Diffusion Mechanism and Knowledge Distillation Object Detection in Multimodal Remote Sensing Imagery
Diffusion Mechanism and Knowledge Distillation Object Detection in Multimodal Remote Sensing Imagery
Chenke Yue,Yin Zhang,3 Authors,Pengyu Guo
Abstract
Multimodal remote sensing images provide complementary information, enhancing the effectiveness of object detection tasks in open-world scenarios. To address the imbalance of information richness between modalities in multimodal object detection, we propose a simple yet effective multisource image object detection method (DKDNet). Our contributions are twofold: 1) we introduce diffusion deformation convolution (DDConv), which combines deformation convolution with adaptive long-range receptive fields to further enhance the ability to perceive object pose variations and capture distant information. 2) We propose the bidirectional feature distillation and information complementary fusion network (BDFusion), where different modalities exchange information through a knowledge distillation strategy, explicitly enhancing the information interaction between modalities.

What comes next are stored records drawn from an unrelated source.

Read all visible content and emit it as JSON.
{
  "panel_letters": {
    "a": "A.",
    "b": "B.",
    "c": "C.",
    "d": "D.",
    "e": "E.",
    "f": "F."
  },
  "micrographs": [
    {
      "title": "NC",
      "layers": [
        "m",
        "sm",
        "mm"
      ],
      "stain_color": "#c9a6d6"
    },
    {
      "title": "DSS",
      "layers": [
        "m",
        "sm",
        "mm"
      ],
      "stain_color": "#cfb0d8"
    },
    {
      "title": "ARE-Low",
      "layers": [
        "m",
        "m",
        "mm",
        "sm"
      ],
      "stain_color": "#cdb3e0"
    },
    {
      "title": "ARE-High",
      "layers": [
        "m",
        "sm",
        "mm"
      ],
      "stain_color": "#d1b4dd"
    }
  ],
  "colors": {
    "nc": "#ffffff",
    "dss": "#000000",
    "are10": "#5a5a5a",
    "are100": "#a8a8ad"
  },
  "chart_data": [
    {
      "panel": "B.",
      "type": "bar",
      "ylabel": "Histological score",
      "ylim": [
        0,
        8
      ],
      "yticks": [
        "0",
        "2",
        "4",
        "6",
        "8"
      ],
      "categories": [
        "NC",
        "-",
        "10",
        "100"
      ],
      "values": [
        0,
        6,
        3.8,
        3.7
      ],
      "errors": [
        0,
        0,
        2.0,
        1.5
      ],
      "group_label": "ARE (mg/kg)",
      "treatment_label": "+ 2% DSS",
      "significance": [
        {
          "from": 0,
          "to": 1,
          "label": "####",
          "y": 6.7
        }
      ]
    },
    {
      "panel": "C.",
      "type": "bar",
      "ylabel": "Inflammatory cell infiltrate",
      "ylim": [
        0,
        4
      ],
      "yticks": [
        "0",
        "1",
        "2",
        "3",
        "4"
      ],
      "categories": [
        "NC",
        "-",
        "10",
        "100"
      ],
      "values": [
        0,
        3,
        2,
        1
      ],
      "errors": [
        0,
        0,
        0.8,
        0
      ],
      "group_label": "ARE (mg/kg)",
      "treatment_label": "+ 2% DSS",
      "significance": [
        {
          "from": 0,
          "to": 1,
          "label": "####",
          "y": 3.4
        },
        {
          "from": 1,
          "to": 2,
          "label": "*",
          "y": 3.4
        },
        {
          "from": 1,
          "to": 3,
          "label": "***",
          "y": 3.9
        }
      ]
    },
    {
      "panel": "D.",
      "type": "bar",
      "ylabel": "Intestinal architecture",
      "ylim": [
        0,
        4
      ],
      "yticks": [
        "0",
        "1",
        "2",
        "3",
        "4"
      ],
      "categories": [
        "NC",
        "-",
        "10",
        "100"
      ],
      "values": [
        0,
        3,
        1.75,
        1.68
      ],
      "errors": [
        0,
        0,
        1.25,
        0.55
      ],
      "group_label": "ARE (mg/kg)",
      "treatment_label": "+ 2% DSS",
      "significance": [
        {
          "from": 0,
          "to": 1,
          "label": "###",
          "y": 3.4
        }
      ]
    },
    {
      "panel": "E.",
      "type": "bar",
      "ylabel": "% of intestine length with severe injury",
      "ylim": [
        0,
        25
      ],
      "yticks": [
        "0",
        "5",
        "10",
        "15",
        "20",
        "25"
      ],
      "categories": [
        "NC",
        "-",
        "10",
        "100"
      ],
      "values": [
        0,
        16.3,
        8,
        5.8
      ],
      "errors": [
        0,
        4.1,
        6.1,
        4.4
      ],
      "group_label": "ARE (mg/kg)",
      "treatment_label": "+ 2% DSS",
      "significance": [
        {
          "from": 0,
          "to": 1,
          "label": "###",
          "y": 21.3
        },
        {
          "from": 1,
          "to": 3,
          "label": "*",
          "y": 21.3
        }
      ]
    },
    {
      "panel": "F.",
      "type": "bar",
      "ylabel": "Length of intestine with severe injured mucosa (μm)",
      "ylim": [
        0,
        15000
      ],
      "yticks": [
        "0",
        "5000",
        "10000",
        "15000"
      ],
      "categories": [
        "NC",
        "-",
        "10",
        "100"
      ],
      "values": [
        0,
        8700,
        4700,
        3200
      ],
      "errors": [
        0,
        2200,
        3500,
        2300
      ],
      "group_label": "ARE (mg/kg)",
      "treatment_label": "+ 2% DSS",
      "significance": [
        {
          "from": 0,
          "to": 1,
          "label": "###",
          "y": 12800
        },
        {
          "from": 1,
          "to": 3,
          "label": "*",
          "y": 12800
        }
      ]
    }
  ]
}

Finally, we adaptively build spatial domain complementarity between different modalities via self-correction, revealing implicit correlations. Experimental results on the publicly available vehicle detection in aerial imagery (VEDAI) dataset and the optical and synthetic aperture radar (SAR) ship detection dataset (OSSDD), collected in the Suez Canal region, demonstrate that our proposed method achieves superior performance with acceptable inference time, making it suitable for various real-world scenarios.